Sephora still has its cards-based system and even its own Sephora credit card now. But all of this is now shored up by the emotional loyalty that comes through the online community.

An eye on the bottom line

When campaigns are designed based on segments that consider revenue-generating behaviors, it’s easier to measure ROI.

While most brands/marketers focus on the return on investment (ROI), ensuring superior customer experience (CX) is the key to customer loyalty and retention. A recent study showed that 71% of companies invest 2% of their revenue in loyalty programs and customer relationship management. Another study by Bain showed that a mere 5% increase in customer retention could increase revenue by as much as 95%.

The technology underpinning customer loyalty programs

The efficiency of digital loyalty programs relies heavily on the underlying technology used to keep things running smoothly and keep customers coming back. Coffee behemoth Starbucks, for instance, uses in-app rewards. If you have the Starbucks app, you can order ahead, pay using the barcode, earn a star for every order, and keep track of your rewards (a free drink or an upgraded size, for example) through one simple app. Again, while Starbucks has a loyalty card, the app simplifies things to a great degree.

Another bit of technology that’s swiftly making waves in customer experience is artificial intelligence (AI). E-commerce sites use AI to analyze customer data, predict future purchases, and even ensure a seamless customer service experience. If the Kindle store recommends books to you based on past purchases, it’s because Amazon keeps track of your reading habits and preferences.

Then, there are mobile wallets. It’s almost impossible to imagine a world without Google Pay, Apple Pay, and others that have made the transfer of funds so easy and cash transactions nearly a thing of the past.
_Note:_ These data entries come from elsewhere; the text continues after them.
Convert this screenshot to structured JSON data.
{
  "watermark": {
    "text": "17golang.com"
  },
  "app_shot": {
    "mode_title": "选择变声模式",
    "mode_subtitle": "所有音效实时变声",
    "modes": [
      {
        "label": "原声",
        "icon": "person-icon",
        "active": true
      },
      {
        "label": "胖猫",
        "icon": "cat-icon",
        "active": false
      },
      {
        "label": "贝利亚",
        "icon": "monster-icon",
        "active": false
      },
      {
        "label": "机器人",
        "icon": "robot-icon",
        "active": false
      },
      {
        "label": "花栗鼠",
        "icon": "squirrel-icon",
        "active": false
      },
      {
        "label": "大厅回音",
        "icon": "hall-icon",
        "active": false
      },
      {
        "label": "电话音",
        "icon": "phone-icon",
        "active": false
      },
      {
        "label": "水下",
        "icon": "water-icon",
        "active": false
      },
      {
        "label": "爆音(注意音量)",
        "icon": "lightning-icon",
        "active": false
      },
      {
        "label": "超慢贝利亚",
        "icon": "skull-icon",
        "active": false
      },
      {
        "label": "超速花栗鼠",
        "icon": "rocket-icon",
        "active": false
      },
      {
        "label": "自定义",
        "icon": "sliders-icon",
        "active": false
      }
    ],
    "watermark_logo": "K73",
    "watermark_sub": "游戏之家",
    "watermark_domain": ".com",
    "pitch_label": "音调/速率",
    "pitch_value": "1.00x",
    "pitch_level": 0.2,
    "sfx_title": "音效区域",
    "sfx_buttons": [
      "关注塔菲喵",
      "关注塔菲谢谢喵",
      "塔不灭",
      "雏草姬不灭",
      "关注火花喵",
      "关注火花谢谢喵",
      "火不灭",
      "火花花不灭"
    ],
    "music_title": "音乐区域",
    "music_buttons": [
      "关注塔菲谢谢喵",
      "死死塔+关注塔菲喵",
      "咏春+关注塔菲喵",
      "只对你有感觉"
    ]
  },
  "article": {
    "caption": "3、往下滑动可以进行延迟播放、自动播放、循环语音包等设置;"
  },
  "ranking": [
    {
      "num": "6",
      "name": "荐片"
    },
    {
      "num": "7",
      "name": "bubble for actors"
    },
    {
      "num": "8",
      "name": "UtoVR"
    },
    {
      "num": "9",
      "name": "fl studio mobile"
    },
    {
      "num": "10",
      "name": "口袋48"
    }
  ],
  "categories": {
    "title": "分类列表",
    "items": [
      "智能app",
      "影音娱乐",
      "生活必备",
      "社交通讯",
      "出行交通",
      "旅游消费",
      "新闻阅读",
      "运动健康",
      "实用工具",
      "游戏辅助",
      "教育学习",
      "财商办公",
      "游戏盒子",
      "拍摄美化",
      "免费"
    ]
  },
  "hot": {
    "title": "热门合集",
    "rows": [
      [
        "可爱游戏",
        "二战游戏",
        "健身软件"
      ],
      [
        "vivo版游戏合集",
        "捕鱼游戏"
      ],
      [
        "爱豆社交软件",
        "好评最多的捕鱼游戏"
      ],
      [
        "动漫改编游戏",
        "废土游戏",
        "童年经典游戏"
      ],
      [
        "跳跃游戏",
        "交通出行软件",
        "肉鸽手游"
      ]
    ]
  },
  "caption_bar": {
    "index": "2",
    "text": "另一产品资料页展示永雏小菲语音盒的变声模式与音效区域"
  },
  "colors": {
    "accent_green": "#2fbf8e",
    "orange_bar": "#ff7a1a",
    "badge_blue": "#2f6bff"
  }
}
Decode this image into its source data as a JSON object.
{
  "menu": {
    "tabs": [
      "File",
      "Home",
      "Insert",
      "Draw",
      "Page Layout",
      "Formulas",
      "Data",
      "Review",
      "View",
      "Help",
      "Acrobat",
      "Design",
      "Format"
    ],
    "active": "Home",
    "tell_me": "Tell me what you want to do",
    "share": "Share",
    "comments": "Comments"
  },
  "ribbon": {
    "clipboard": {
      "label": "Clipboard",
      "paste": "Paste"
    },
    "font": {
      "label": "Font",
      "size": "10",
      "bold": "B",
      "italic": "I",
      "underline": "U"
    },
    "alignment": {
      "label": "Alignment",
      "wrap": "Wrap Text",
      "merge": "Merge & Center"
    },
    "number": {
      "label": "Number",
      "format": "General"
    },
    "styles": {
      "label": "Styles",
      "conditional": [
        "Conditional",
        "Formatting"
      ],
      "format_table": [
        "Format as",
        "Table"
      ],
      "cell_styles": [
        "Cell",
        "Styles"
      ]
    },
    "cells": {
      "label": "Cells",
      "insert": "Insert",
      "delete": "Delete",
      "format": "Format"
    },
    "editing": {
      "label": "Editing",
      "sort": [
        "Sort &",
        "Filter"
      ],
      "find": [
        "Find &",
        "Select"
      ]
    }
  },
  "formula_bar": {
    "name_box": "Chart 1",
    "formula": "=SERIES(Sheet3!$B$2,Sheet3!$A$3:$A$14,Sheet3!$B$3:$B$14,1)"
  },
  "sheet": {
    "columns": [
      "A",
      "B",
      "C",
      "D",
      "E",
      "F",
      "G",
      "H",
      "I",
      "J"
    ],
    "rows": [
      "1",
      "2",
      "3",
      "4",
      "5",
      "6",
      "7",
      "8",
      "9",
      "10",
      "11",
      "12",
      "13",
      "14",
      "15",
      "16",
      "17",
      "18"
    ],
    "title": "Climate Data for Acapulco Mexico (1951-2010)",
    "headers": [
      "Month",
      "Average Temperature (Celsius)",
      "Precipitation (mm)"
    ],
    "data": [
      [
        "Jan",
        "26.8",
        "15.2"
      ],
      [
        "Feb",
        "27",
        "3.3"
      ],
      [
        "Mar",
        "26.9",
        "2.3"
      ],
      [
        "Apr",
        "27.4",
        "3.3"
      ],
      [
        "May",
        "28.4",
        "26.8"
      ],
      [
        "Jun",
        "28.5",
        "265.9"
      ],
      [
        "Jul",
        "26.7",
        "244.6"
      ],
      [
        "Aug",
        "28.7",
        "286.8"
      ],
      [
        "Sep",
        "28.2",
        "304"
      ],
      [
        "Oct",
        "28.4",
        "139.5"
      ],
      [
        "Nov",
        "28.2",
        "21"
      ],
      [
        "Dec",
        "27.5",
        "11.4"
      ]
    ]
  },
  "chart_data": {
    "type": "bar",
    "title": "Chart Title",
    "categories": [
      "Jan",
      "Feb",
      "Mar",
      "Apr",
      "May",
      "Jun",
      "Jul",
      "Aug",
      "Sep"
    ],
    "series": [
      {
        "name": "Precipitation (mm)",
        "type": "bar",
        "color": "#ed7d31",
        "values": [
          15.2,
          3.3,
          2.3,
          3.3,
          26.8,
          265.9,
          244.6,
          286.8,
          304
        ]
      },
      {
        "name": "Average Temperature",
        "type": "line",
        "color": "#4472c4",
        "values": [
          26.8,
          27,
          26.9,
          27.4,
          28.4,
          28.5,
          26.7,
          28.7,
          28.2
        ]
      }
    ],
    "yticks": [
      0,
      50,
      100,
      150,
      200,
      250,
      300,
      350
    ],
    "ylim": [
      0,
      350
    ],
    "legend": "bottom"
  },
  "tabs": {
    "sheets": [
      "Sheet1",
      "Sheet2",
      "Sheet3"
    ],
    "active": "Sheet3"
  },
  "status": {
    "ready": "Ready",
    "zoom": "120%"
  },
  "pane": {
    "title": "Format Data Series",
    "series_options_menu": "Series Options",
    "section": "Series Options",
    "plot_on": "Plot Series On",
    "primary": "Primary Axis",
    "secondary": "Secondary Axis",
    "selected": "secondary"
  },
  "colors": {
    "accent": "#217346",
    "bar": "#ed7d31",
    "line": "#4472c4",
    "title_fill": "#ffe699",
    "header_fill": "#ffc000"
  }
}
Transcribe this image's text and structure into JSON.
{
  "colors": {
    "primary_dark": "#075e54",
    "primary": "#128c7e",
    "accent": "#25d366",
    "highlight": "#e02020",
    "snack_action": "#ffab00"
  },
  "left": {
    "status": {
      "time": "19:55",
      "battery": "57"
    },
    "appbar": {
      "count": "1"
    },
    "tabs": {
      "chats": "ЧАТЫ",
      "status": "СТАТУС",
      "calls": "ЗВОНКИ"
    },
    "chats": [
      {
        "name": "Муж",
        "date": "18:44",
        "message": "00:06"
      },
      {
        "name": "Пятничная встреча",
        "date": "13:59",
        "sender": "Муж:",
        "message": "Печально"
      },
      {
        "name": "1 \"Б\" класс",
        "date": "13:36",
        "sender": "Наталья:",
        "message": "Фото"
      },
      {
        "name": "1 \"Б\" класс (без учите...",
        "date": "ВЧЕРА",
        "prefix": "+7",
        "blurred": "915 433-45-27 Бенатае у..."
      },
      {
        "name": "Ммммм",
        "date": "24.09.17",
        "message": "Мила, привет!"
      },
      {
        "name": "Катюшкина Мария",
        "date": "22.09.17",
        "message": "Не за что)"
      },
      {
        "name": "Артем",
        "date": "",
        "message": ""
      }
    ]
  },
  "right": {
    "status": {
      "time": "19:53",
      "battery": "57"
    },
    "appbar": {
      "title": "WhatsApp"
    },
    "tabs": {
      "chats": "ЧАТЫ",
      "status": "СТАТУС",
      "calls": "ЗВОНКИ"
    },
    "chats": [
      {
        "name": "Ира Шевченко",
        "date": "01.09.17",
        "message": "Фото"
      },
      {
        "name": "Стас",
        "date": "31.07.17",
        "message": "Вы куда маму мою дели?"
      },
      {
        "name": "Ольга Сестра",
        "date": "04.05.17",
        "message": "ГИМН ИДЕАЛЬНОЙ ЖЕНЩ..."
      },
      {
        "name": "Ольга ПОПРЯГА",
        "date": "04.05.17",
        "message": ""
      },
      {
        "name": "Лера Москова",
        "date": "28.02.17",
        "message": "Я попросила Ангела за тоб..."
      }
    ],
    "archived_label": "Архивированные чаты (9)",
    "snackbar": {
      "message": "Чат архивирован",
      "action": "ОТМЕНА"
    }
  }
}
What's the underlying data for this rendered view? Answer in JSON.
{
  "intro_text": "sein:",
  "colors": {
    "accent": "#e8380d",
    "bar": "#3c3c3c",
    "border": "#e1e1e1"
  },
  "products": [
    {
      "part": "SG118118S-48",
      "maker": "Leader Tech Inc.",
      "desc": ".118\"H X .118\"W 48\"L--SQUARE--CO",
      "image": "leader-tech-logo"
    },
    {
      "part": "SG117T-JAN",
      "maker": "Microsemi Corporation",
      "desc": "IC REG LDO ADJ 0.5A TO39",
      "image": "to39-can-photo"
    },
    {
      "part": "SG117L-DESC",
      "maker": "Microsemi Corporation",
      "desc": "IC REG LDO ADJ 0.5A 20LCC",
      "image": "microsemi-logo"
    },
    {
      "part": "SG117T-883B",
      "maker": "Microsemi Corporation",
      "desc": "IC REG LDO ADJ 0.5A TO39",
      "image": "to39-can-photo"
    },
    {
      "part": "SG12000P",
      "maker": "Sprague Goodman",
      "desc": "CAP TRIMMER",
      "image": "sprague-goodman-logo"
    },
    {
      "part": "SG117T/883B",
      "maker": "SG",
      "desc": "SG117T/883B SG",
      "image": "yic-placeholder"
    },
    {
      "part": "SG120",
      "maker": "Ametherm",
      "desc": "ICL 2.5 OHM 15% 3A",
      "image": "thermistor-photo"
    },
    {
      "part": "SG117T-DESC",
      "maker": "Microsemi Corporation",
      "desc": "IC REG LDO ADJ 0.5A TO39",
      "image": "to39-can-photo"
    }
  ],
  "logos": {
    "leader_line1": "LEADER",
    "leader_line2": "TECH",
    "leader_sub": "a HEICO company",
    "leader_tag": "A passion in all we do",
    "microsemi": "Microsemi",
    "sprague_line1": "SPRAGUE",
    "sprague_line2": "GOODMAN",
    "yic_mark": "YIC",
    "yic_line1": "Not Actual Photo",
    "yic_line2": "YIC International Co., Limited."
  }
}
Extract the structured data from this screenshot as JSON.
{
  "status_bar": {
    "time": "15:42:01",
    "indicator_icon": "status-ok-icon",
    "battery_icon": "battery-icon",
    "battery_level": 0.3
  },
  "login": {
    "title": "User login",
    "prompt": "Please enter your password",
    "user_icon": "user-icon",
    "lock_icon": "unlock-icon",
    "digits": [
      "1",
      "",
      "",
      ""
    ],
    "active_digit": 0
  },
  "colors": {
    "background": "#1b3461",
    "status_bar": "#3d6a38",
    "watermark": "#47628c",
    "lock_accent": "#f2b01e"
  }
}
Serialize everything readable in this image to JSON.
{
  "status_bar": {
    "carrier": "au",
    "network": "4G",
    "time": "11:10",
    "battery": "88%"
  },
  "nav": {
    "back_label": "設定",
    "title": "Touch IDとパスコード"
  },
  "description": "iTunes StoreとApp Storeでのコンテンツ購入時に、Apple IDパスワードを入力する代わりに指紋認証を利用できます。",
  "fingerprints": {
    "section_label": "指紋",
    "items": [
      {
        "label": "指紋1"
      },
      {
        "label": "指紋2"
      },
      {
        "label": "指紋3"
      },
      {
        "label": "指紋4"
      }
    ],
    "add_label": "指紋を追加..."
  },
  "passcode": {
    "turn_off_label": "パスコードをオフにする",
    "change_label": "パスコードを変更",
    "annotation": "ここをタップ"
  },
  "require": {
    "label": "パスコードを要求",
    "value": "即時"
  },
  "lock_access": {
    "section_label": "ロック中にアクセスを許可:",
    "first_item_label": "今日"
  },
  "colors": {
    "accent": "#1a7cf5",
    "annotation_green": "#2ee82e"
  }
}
These wallets also keep offering rewards such as coupons, discounts, and cashback to lure customers.

The success scales

How does one measure customer satisfaction through loyalty programs? There are two metrics to check – enrollment and active engagement. Enrollment is about the number of customers signing up for the loyalty program. Active engagement becomes more in-depth since you check the customers participating in the program. So, many of us sign up for multiple loyalty programs and either forget about them or barely take advantage of them.

Enrollment focuses on growing your membership, while engagement ensures customers remain excited and active in the program. The more personalized and seamless your customer experience, the more innovative and engaging it is, and the greater your chances of retaining loyal customers and attracting new ones.


Digital loyalty management is now about omnichannel experiences, ensuring the customer journey remains uninterrupted and meaningful at every touchpoint. While traditional, points-based programs haven’t faded out yet, there is a definite shift towards the digital side, or at least giving customers the option of both.

Holistic personalization, i.e., a single, complete view of the customer, is integral to maintaining loyalty programs, no matter their form. Upgrading to an intelligent digital format allows brands to stay relevant and provide increased customer value.